In July 2014, it was announced Nickelodeon would become a 24-hour-channel once again. The overnight schedule would be branded as "NickNight", a block which launched on October 1, 2014. The block ran from 9:00pm to 5:45am CET and featured classic Nickelodeon programming (such as Victorious and CatDog) along with a selection of series from MTV and other programming for a teenage audience. In preparation for the move, Comedy Central moved to the channel space of VIVA in September 2014, where it initially broadcast from 5pm to 6am; this changed in October 2015 so that Comedy Central now ran on VIVA's space from 2pm to 2am. (Since the closure of VIVA on December 31, 2018, Comedy Central now occupies that channel space 24 hours a day.) Nicknight was replaced by MTV+, a one-hour timeshift of MTV, on November 1, 2018. MTV+ broadcasts between 8:15pm and 5:00am. Later on March 1, 2021 MTV+ was canceled for the new one-hour timeshift of Comedy Central. Comedy Central +1 runs from 8:15pm to 1:00am. At 1:00am starts Nick Germany.

===Netherlands===
In the Netherlands, Nick@Nite aired on Nickelodeon from mid 2004 to early 2005, as Nickelodeon got access to airing 24 hours a day. It mostly aired Nickelodeon programmes with their original language (as they would be aired in Dutch during the day), but at midnight they would often show vintage children's programmes such as Bassie en Adriaan, De Bereboot and Calimero. The animated series Argaï was only aired during these hours on the channel.

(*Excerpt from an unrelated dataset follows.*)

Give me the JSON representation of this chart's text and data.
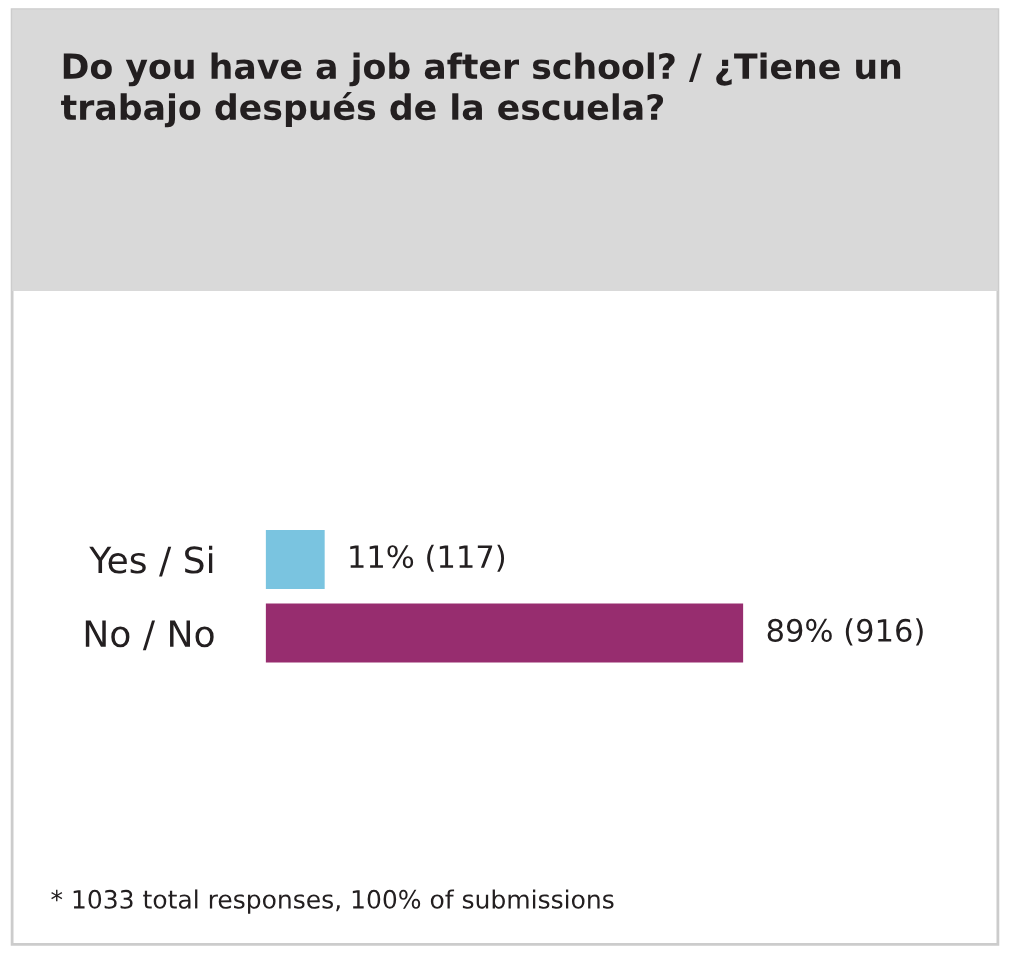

Nick@Nite ran for the lifespan of their 24/7 channel. Its run in the Netherlands ended in 2005, when Nickelodeon began having to share its channel space with Talpa (later Tien, now RTL 8). As a result, they decided to move to the channel occupied by The Box, first sharing with The Box and later sharing it with the Dutch version of Comedy Central. Nickelodeon became a 24-hour service again on February 14, 2011, and on that day, TeenNick premiered on the channel, which resembled the original Nick at Nite form as used between 2004 and 2005. TeenNick was replaced by a Dutch version of Spike on October 1, 2015. (Spike has since moved to its own 24-hour channel space on some major Dutch pay-TV platforms, expanded back Nick to a 24-hour channel on those providers; on others, and in Belgium, Nick and Spike remained timeshare nightly between 9:05pm and 5:00am CET.)

===Spain===
In Spain, Nick at Nite aired around 2009 branded as Noches Nick. It aired shows such as iCarly and Drake & Josh

==Asia==

===Russia and the CIS===
In Russia & the CIS countries, Nick At Nite aired on Nickelodeon (CIS) everyday from 9:30pm until 11:30pm Moscow Time. Shows included Drake & Josh, iCarly, Unfabulous, The Elephant Princess, Doctor Who, Russian News with Leslie Bricusse, True Jackson, VP.

===Japan===
In Japan, Nick at Nite aired weeknights from 9:00pm until 6:00am. The block premiered on August 4, 2008 and ceased on September 30, 2009 when Nick Japan went defunct. Shows included The Addams Family, Charles In Charge, Gilligan's Island, Bewitched, The Lucy Show, The Brady Bunch, The Dick Van Dyke Show and Sanford and Son.

===India and Bangladesh===
The block was started in 2008 branded as Nick at Nite Family Time. Airing from 8pm to 11pm, it consisted of Drake and Josh, Ninja Hattori, Perman and SpongeBob SquarePants.